Rate Limits

Understand request quotas and how to optimize your API usage.

Overview

Rate limits protect the Nur API from abuse and ensure fair usage across all customers. Limits are applied at two levels: per-minute request limits that control the rate of incoming requests, and monthly usage quotas that cap the total volume of resources consumed within a billing cycle.

Your rate limits are determined by your account tier. When you exceed a limit, the API returns a 429 Too Many Requests response with a Retry-After header indicating how long to wait before retrying.

Limits by Tier

Each tier provides increasing capacity for requests, usage, and resources. Upgrade your plan at any time from the Nur Dashboard.
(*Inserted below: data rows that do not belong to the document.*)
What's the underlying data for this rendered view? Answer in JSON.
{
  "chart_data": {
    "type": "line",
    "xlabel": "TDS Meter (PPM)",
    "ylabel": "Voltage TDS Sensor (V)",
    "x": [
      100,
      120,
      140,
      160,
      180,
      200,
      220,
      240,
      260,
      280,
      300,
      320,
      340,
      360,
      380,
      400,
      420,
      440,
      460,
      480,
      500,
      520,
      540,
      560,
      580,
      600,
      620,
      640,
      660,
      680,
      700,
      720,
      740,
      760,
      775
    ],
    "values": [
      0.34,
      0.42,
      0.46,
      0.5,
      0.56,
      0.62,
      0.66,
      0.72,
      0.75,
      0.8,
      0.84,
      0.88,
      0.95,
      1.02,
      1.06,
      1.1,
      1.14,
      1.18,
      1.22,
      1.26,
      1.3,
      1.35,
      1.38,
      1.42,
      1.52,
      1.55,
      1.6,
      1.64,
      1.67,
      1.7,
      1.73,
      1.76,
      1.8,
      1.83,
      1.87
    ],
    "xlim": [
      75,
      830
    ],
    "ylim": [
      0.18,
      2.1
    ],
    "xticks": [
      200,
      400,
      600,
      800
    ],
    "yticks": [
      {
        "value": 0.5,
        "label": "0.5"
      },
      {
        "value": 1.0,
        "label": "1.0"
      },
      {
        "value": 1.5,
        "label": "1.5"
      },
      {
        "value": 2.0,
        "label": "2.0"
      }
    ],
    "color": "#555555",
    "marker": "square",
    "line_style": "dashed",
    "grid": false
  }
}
Limit	Free	Pro	Business	Enterprise
Requests / min	100	1,000	5,000	Custom
Characters / month	10,000	500,000	2,000,000	Custom
Voice clones	1	10	50	Custom
Dubbing minutes / month	5	120	600	Custom
Music tracks / month	10	200	1,000	Custom

Per-Endpoint Limits

Some resource-intensive endpoints have additional per-endpoint rate limits that are lower than the global request limit. These apply on top of the tier-based limits.

Endpoint	Free	Pro	Business
/v1/dubbing/create	10 / min	50 / min	200 / min
/v1/voices/clone	5 / min	20 / min	100 / min
/v1/music/generate	10 / min	100 / min	500 / min
/v1/audio/enhance	20 / min	100 / min	500 / min
/v1/tts/generate	50 / min	500 / min	2,000 / min
/v1/stt/transcribe	30 / min	200 / min	1,000 / min

Rate Limit Headers

Every API response includes rate limit headers so you can monitor your current usage and remaining capacity in real time.

HTTP/1.1 200 OK
X-RateLimit-Limit: 1000        # Maximum requests allowed per minute
X-RateLimit-Remaining: 742     # Requests remaining in the current window
X-RateLimit-Reset: 1706108460  # Unix timestamp when the window resets

Header	Type	Description
X-RateLimit-Limit	Integer	The maximum number of requests allowed in the current time window.
X-RateLimit-Remaining	Integer	The number of requests remaining before the limit is reached.
X-RateLimit-Reset	Unix timestamp	The time at which the current rate limit window resets.
Retry-After	Integer (seconds)	Seconds to wait before retrying. Only present on 429 responses.

Handling 429 Responses

When you receive a 429 status code, read the Retry-After header to determine how long to wait. If the header is not present, use exponential backoff starting at 1 second.

import time
import requests
def make_request_with_backoff(url, headers, payload, max_retries=5):
    """Make an API request with automatic retry on rate limits."""
    for attempt in range(max_retries):
        response = requests.post(url, headers=headers, json=payload)
        if response.status_code == 429:
            # Read the Retry-After header
            retry_after = int(response.headers.get("Retry-After", 2 ** attempt))
            remaining = response.headers.get("X-RateLimit-Remaining", "unknown")
            print(f"Rate limited. Remaining: {remaining}. Waiting {retry_after}s...")
            time.sleep(retry_after)
            continue
        response.raise_for_status()
        return response.json()
    raise Exception("Max retries exceeded due to rate limiting")
# Usage
result = make_request_with_backoff(
    url="https://api.nur.ai/v1/tts/generate",
    headers={"Authorization": "Bearer nur_your_api_key"},
    payload={"text": "Hello world", "voice_id": "rachel_v2"},
)

Best Practices

Follow these recommendations to make the most of your rate limits and avoid unnecessary throttling.

Batch requests when possible

Some endpoints support batch operations. For example, use the batch transcription endpoint to process multiple audio files in a single request instead of making individual calls.

Implement client-side caching

Cache voice lists, transcription results, and other responses that do not change frequently. This reduces redundant API calls and keeps you well within your limits.

Use webhooks instead of polling

For long-running operations like dubbing or voice cloning, register a webhook to receive a notification when the job completes instead of polling the status endpoint repeatedly.

Monitor rate limit headers

Read the X-RateLimit-Remaining header on every response and throttle your client when the value approaches zero. This is more efficient than reacting to 429 errors.

Spread requests evenly

Avoid burst patterns where you send many requests at once. Distribute your requests evenly across the rate limit window for smoother throughput.

Request a limit increase

If your use case requires higher limits, contact the Nur team or upgrade to a higher tier. Enterprise plans offer fully custom limits tailored to your needs.